A couple of years on, we moved to yet another house, the first I'd ever been in without the sideboard.  Four years later, we returned to the house from which we'd flitted, and - six years after that - I bought the sideboard back from the relative and installed it in my back room, where it now sits just to the side of me as I type.  (That's why it's called a sideboard.)  At around the same time, I also acquired a replacement Airfix Lunar Module, and you can be sure that, when I finally get around to building and painting it, I'll display it on top of the aforementioned item of furniture - just as I did those many years ago.
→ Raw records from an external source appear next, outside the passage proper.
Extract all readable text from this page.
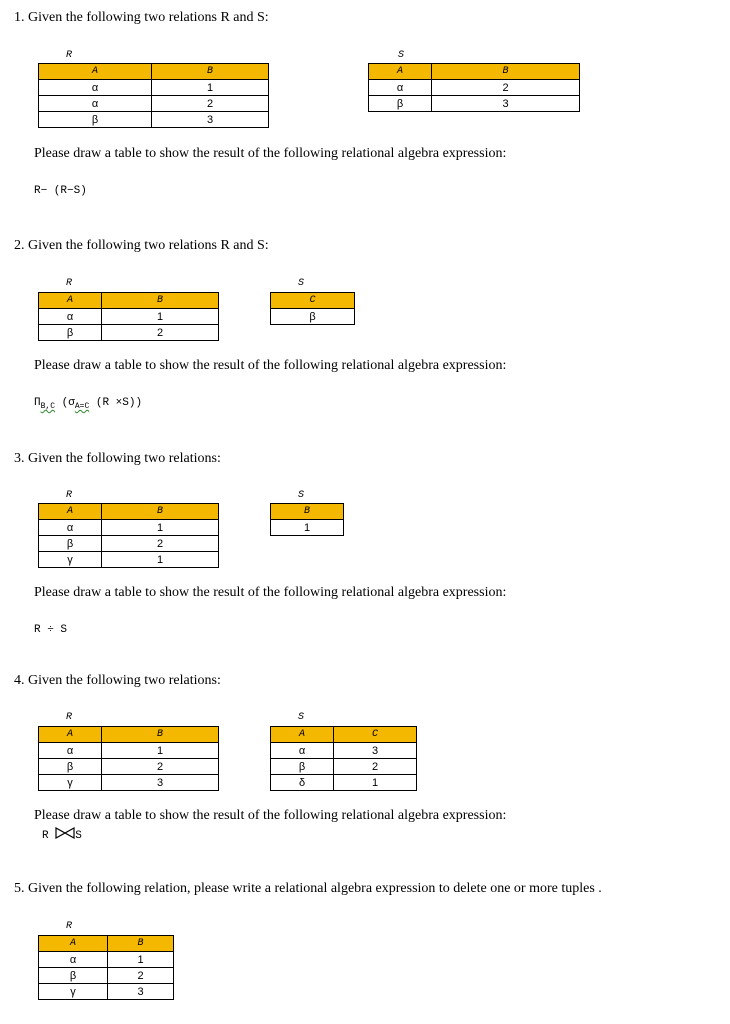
1. Given the following two relations R and S:
R
A	B
α	1
α	2
β	3
S
A	B
α	2
β	3
Please draw a table to show the result of the following relational algebra expression:
R− (R−S)
2. Given the following two relations R and S:
R
A	B
α	1
β	2
S
C
β
Please draw a table to show the result of the following relational algebra expression:
$\Pi_{B,C}$ ($\sigma_{A=C}$ (R ×S))
3. Given the following two relations:
R
A	B
α	1
β	2
γ	1
S
B
1
Please draw a table to show the result of the following relational algebra expression:
R ÷ S
4. Given the following two relations:
R
A	B
α	1
β	2
γ	3
S
A	C
α	3
β	2
δ	1
Please draw a table to show the result of the following relational algebra expression:
R S
5. Given the following relation, please write a relational algebra expression to delete one or more tuples .
R
A	B
α	1
β	2
γ	3
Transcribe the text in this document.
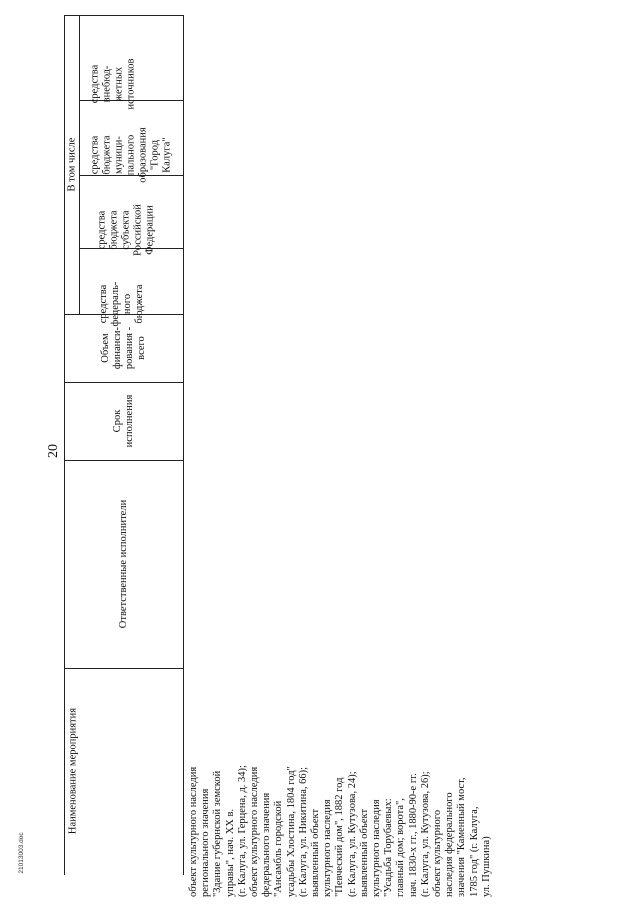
20
Наименование мероприятия
Ответственные исполнители
Срок
исполнения
Объем
финанси-
рования -
всего
В том числе
средства
федераль-
ного
бюджета
средства
бюджета
субъекта
Российской
Федерации
средства
бюджета
муници-
пального
образования
"Город
Калуга"
средства
внебюд-
жетных
источников
объект культурного наследия
регионального значения
"Здание губернской земской
управы", нач. XX в.
(г. Калуга, ул. Герцена, д. 34);
объект культурного наследия
федерального значения
"Ансамбль городской
усадьбы Хлостина, 1804 год"
(г. Калуга, ул. Никитина, 66);
выявленный объект
культурного наследия
"Певческий дом", 1882 год
(г. Калуга, ул. Кутузова, 24);
выявленный объект
культурного наследия
"Усадьба Торубаевых:
главный дом; ворота",
нач. 1830-х гг., 1880-90-е гг.
(г. Калуга, ул. Кутузова, 26);
объект культурного
наследия федерального
значения "Каменный мост,
1785 год" (г. Калуга,
ул. Пушкина)
21013003.doc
However, believe it or not, I didn't start this post with the intention of discussing sideboards, regardless of how enthralled by the topic you may be.  (No?  What's wrong with you?)  It was astronaut NEIL ARMSTRONG's passing that prompted me to put digit to keyboard.  In 1969, the year that Neil first set foot on the surface of the moon, he was only a relatively young man of around 38 or so.  (That's quite a bit younger than I am now.)  40-odd years later, the man is gone and I find myself amazed at just how recent the events of 1969 suddenly, for the moment, appear to me.

One day, when I finally build that LEM, I'll no doubt recall three things.  Firstly, Neil's historic achievement back in 1969.  Secondly, that particular New Year's Eve of 1970 and my original Lunar Module sitting atop the sideboard.  And, thirdly, just how fleeting time is and how, nowadays, there never seems to be enough of it.  I've still got quite a few unbuilt model kits to assemble before I'm ready to take that "giant leap" into "the final frontier".

I suppose I'd better get started on them pretty darn soon.

******

In memory of NEIL ARMSTRONG.
August 5th, 1930 - August 25th, 2012.

2 comments:

  1. Now thats a sideboard Kid! Me and the Missus has=d something similar in North Wales circa 1984. I love the collection on top! A Mego batmobile no less and who's that? Vampirella! Yay! Like the dedication to Neil Armstrong too.

    ReplyDelete
  2. Actually, it's not a Mego Batmobile, W, it's a Johnny Lightning 1960s comicbook Batmobile, but it is a stoater! As is Vampirella.